Notable positive revisions made to the 2013 Corporate Governance Code include changes to remuneration and related party transaction disclosure recommendations, the addition of more specifically defined criteria that affect the independence of non-executive directors, and a new recommendation to appoint a lead independent director in the presence of an executive chairman.
Other changes to the Code may not be so well received. In the current corporate governance environment – which, for the most part, associates an independent board with an effective board – the elimination of a 25% minimum board independence recommendation from the Code is highly unconventional, especially when combined with the removal of the recommendation to establish a nominating committee. Portugal already recommends one of the lowest board independence thresholds from among its continental European peers, what board action is the CMVM hoping to promote by removing the current threshold?

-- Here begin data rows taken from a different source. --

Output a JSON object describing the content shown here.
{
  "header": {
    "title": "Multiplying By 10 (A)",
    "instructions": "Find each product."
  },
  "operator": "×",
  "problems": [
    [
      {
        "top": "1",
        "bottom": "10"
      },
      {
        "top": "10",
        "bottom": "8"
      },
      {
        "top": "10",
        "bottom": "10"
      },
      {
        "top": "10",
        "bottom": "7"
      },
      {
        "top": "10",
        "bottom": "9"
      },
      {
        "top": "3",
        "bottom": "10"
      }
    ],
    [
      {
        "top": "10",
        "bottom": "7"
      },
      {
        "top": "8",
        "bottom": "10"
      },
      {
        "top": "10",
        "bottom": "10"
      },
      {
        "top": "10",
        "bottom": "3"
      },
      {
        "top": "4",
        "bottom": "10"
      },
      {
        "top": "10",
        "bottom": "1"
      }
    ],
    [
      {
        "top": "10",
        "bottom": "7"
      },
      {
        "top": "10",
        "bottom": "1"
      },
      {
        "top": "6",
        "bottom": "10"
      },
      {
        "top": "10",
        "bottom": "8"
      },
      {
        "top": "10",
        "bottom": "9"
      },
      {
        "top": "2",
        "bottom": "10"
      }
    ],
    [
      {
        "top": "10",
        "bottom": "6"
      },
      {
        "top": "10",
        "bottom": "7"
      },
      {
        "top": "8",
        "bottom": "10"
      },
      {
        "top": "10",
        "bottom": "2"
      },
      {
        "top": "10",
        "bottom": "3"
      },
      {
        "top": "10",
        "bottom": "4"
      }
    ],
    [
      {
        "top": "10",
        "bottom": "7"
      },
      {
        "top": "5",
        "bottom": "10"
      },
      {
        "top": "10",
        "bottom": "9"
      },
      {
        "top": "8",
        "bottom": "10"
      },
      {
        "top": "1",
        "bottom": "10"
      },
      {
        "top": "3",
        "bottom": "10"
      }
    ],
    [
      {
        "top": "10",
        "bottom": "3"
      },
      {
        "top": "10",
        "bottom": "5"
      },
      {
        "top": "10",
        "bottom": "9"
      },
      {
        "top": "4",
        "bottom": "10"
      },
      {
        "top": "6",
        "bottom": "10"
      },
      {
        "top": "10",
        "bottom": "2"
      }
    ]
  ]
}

These changes are a serious divergence from recent initiatives for corporate governance codes to include specific and increasingly rigorous independence requirements. Instead, the CMVM replaced the 25% independence requirement with a provision that allows boards to determine the appropriate number of independent directors based on the size of a company, its shareholder structure and free-float.
On one hand, the move represents an attempt to shift the corporate governance paradigm from a “one-size fits all” method to a more flexible approach that values proportional representation over a strict and somewhat arbitrary independence requirement. On the other, the corporate shareholding concentration is high in Portugal, meaning that boards are dominated by directors affiliated with controlling shareholders. The removal of the independence recommendation, even if a subjective one, may lead to perilously low levels of independence on Portuguese boards.
It is difficult to envision precisely how board independence levels will be explained by Portuguese issuers – if at all – pursuant to the new Regulation’s emphasis on comply or explain. Technically, there is no provision in this regard that requires compliance or explanation. Based on historically low levels of compliance, we are neither convinced that overall levels of board independence will be enhanced by these changes, nor that the explanations given by Portuguese issuers will suffice on this issue.